Un intero lotto di produzione era rischio e doveva essere ritirato a causa di «esiti analitici difformi», così in una nota che da giorni circolava sui social network e attribuita all’azienda Santo Stefano, che ha sede a Montesano sulla Marcellana. Un comunicato, rivolto ad un’attività commerciale di Angri, che ha creato panico tra i consumatori abituali del noto marchio.
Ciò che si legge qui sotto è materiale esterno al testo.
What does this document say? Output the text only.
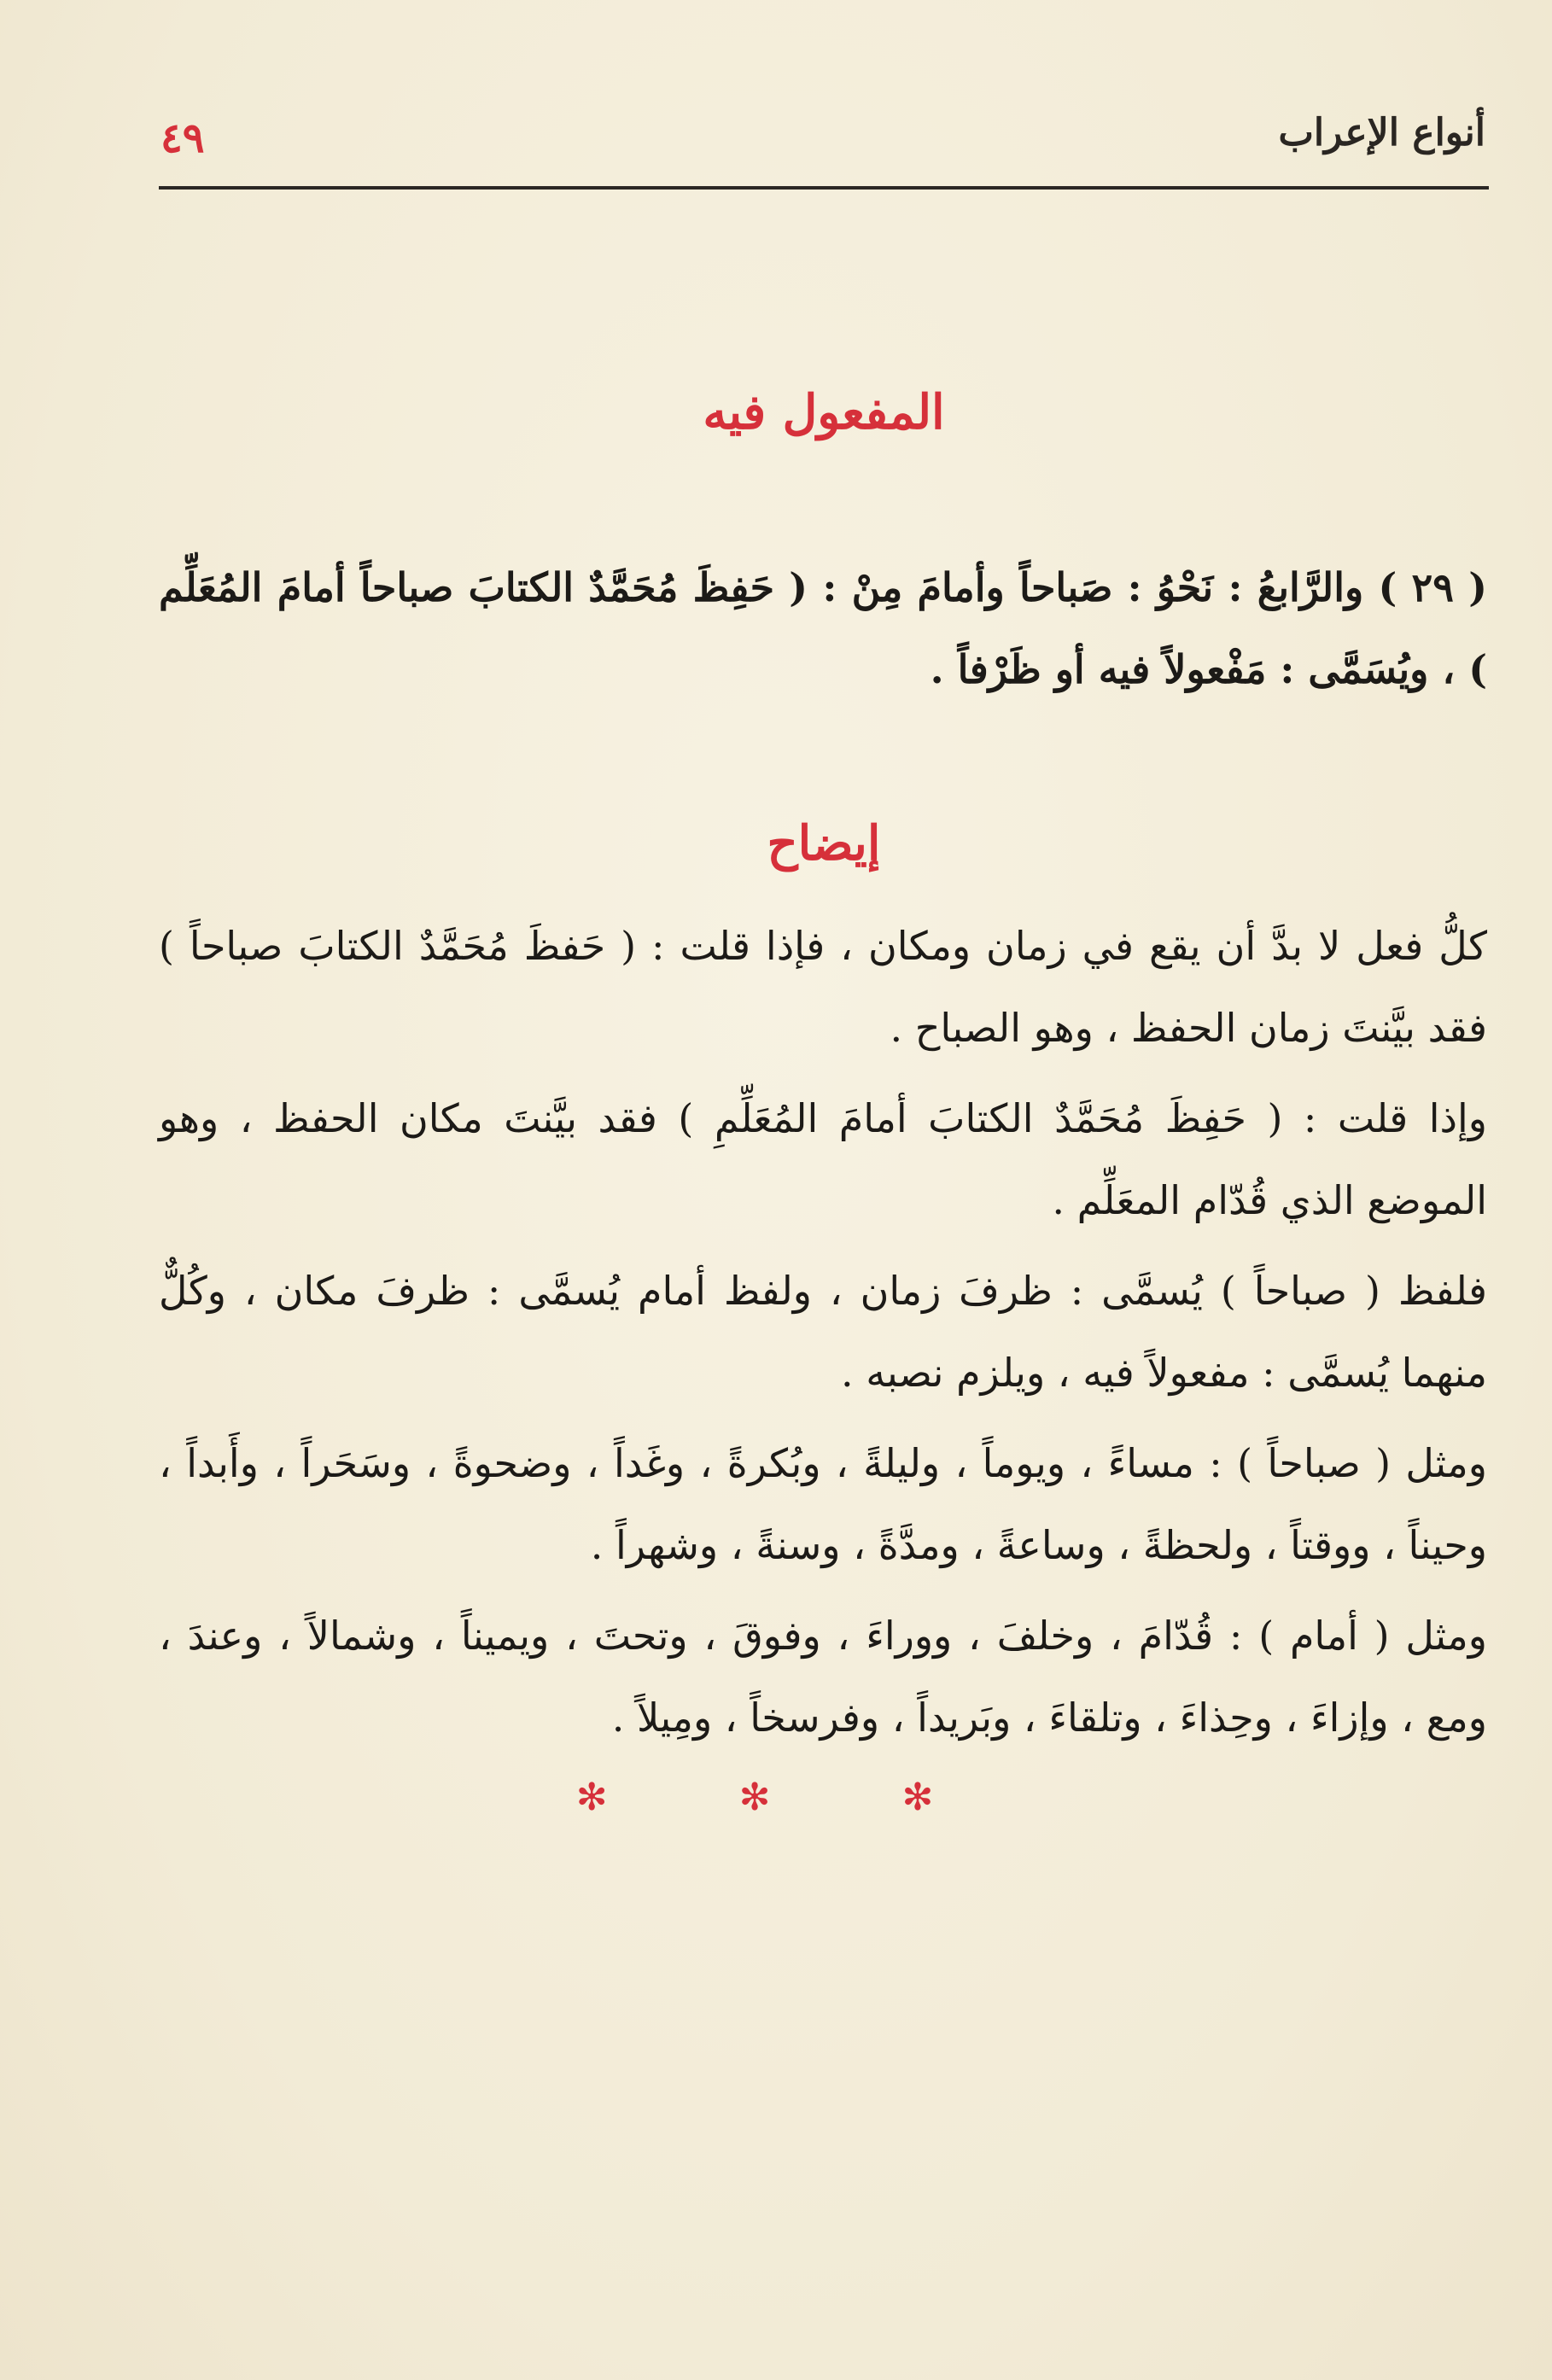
أنواع الإعراب
٤٩
المفعول فيه
( ٢٩ ) والرَّابعُ : نَحْوُ : صَباحاً وأمامَ مِنْ : ( حَفِظَ مُحَمَّدٌ الكتابَ صباحاً أمامَ المُعَلِّم ) ، ويُسَمَّى : مَفْعولاً فيه أو ظَرْفاً .
إيضاح
كلُّ فعل لا بدَّ أن يقع في زمان ومكان ، فإذا قلت : ( حَفظَ مُحَمَّدٌ الكتابَ صباحاً ) فقد بيَّنتَ زمان الحفظ ، وهو الصباح .
وإذا قلت : ( حَفِظَ مُحَمَّدٌ الكتابَ أمامَ المُعَلِّمِ ) فقد بيَّنتَ مكان الحفظ ، وهو الموضع الذي قُدّام المعَلِّم .
فلفظ ( صباحاً ) يُسمَّى : ظرفَ زمان ، ولفظ أمام يُسمَّى : ظرفَ مكان ، وكُلٌّ منهما يُسمَّى : مفعولاً فيه ، ويلزم نصبه .
ومثل ( صباحاً ) : مساءً ، ويوماً ، وليلةً ، وبُكرةً ، وغَداً ، وضحوةً ، وسَحَراً ، وأَبداً ، وحيناً ، ووقتاً ، ولحظةً ، وساعةً ، ومدَّةً ، وسنةً ، وشهراً .
ومثل ( أمام ) : قُدّامَ ، وخلفَ ، ووراءَ ، وفوقَ ، وتحتَ ، ويميناً ، وشمالاً ، وعندَ ، ومع ، وإزاءَ ، وحِذاءَ ، وتلقاءَ ، وبَريداً ، وفرسخاً ، ومِيلاً .
✻ ✻ ✻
Poi la smentita dell’azienda stessa: «Le notizie che fonti anonime hanno in queste ore capziosamente diffuso sulla rete e sui social network sono del tutto destituite di fondamento», scrive Sorgenti Santo Stefano Spa in una nota: «Non esiste alcun provvedimento da parte delle Autorità Sanitarie, né di diversi Organi Istituzionali – spiega l’azienda – con il quale sia stata inibita, ovvero limitata, la produzione e la vendita del prodotto, che viceversa continuano a essere svolte regolarmente, in perfetta conformità alle norme di settore». L’azienda, dopo aver rassicurato i consumatori, annuncia poi azioni legali nei confronti di chi ha organizzato «la campagna denigratoria nei confronti di Santo Stefano».